Je ne veux pas me vanter, mais j'ai vécu le verglas de 1998, moi, monsieur. Je peux donc témoigner: celui qui a sévi ces derniers jours a beau avoir touché peu de personnes, il était similaire à celui qui a amorcé la crise à l'époque.

Tout a commencé avec une pluie drue, dimanche. Et à mesure que le mercure a chuté, l'épaisseur de la glace s'est mise à augmenter, sur les trottoirs, les fils électriques, les arbres.

Soudainement, le paysage était de verre. Figé et fragile. Une branche est alors tombée dans ma cour, si grosse qu'elle a pulvérisé le cabanon de mon voisin. Et en quelques minutes, plusieurs autres branches sont tombées dans un bruit de cristal broyé.
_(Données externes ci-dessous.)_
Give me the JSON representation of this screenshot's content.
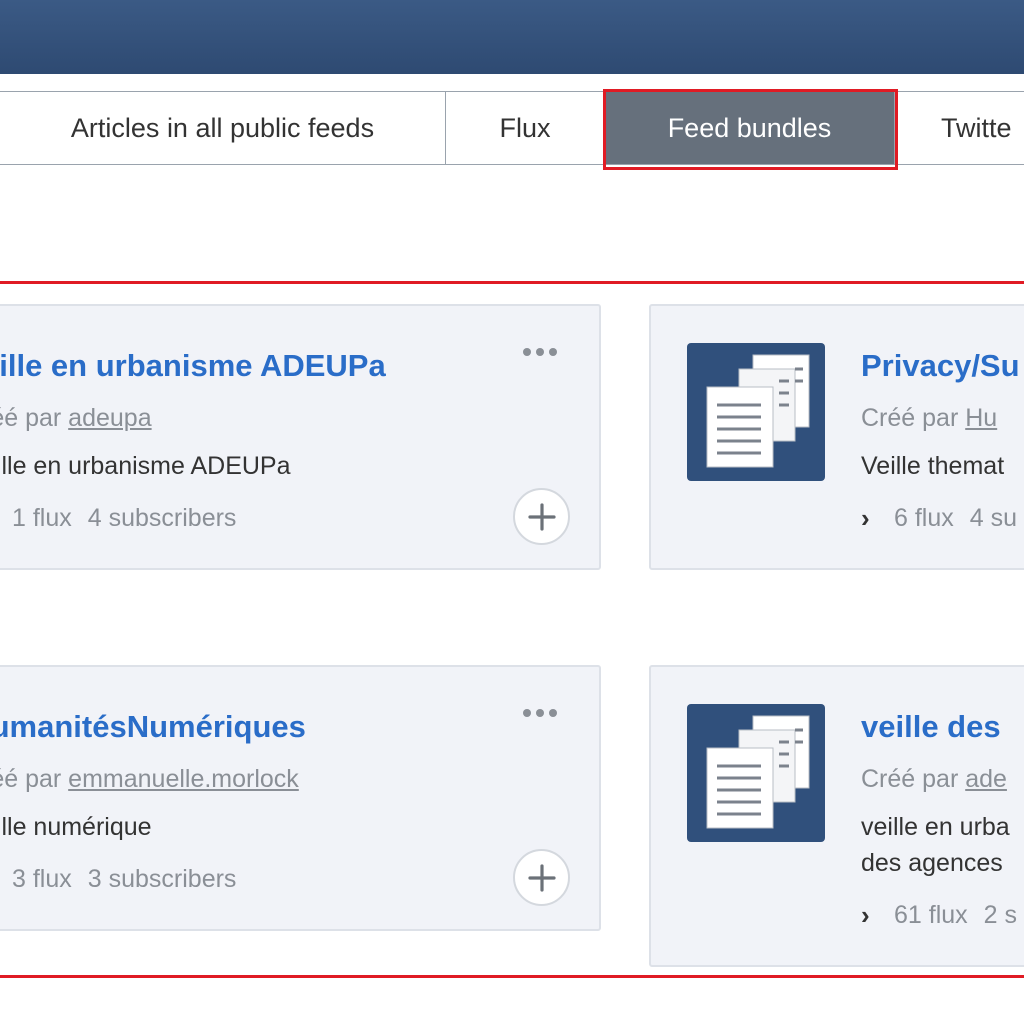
{
  "tabs": [
    {
      "label": "Articles in all public feeds"
    },
    {
      "label": "Flux"
    },
    {
      "label": "Feed bundles"
    },
    {
      "label": "Twitte"
    }
  ],
  "cards": [
    {
      "title": "eille en urbanisme ADEUPa",
      "created_by": "réé par",
      "author": "adeupa",
      "description": [
        "eille en urbanisme ADEUPa"
      ],
      "feeds": "1 flux",
      "subscribers": "4 subscribers"
    },
    {
      "title": "Privacy/Su",
      "created_by": "Créé par",
      "author": "Hu",
      "description": [
        "Veille themat"
      ],
      "feeds": "6 flux",
      "subscribers": "4 su"
    },
    {
      "title": "lumanitésNumériques",
      "created_by": "réé par",
      "author": "emmanuelle.morlock",
      "description": [
        "eille numérique"
      ],
      "feeds": "3 flux",
      "subscribers": "3 subscribers"
    },
    {
      "title": "veille des",
      "created_by": "Créé par",
      "author": "ade",
      "description": [
        "veille en urba",
        "des agences"
      ],
      "feeds": "61 flux",
      "subscribers": "2 s"
    }
  ],
  "icons": {
    "more": "more-options-icon",
    "add": "plus-icon",
    "expand": "chevron-right-icon",
    "bundle": "documents-icon"
  },
  "colors": {
    "header": "#2e4a72",
    "active_tab": "#66707c",
    "link": "#2a6dc8",
    "highlight": "#e01b24"
  }
}
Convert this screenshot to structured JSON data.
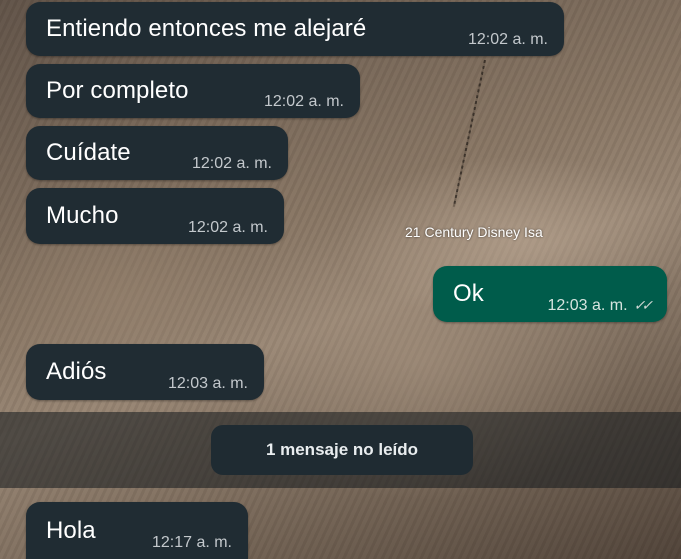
{
  "watermark": "21 Century Disney Isa",
  "messages": [
    {
      "text": "Entiendo entonces me alejaré",
      "time": "12:02 a. m."
    },
    {
      "text": "Por completo",
      "time": "12:02 a. m."
    },
    {
      "text": "Cuídate",
      "time": "12:02 a. m."
    },
    {
      "text": "Mucho",
      "time": "12:02 a. m."
    },
    {
      "text": "Ok",
      "time": "12:03 a. m.",
      "ticks": "✓✓"
    },
    {
      "text": "Adiós",
      "time": "12:03 a. m."
    },
    {
      "text": "Hola",
      "time": "12:17 a. m."
    }
  ],
  "unread_banner": "1 mensaje no leído",
  "colors": {
    "incoming_bubble": "#202c33",
    "outgoing_bubble": "#005c4b",
    "timestamp": "#c3c8cc"
  }
}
Un transformateur d'Hydro a sauté à quelques mètres de moi, un autre, et un autre encore, produisant chaque fois un éclair bleu. Puis les lumières du quartier se sont éteintes.

Précisément ce qui s'était produit pendant les premières heures de la crise de 1998. À deux grosses différences près. Le temps doux a été suivi d'un grand froid, hier, ce qui a empêché la pluie de se prolonger et de faire des dégâts. Et cette fois, le plan de communication d'Hydro-Québec a échoué...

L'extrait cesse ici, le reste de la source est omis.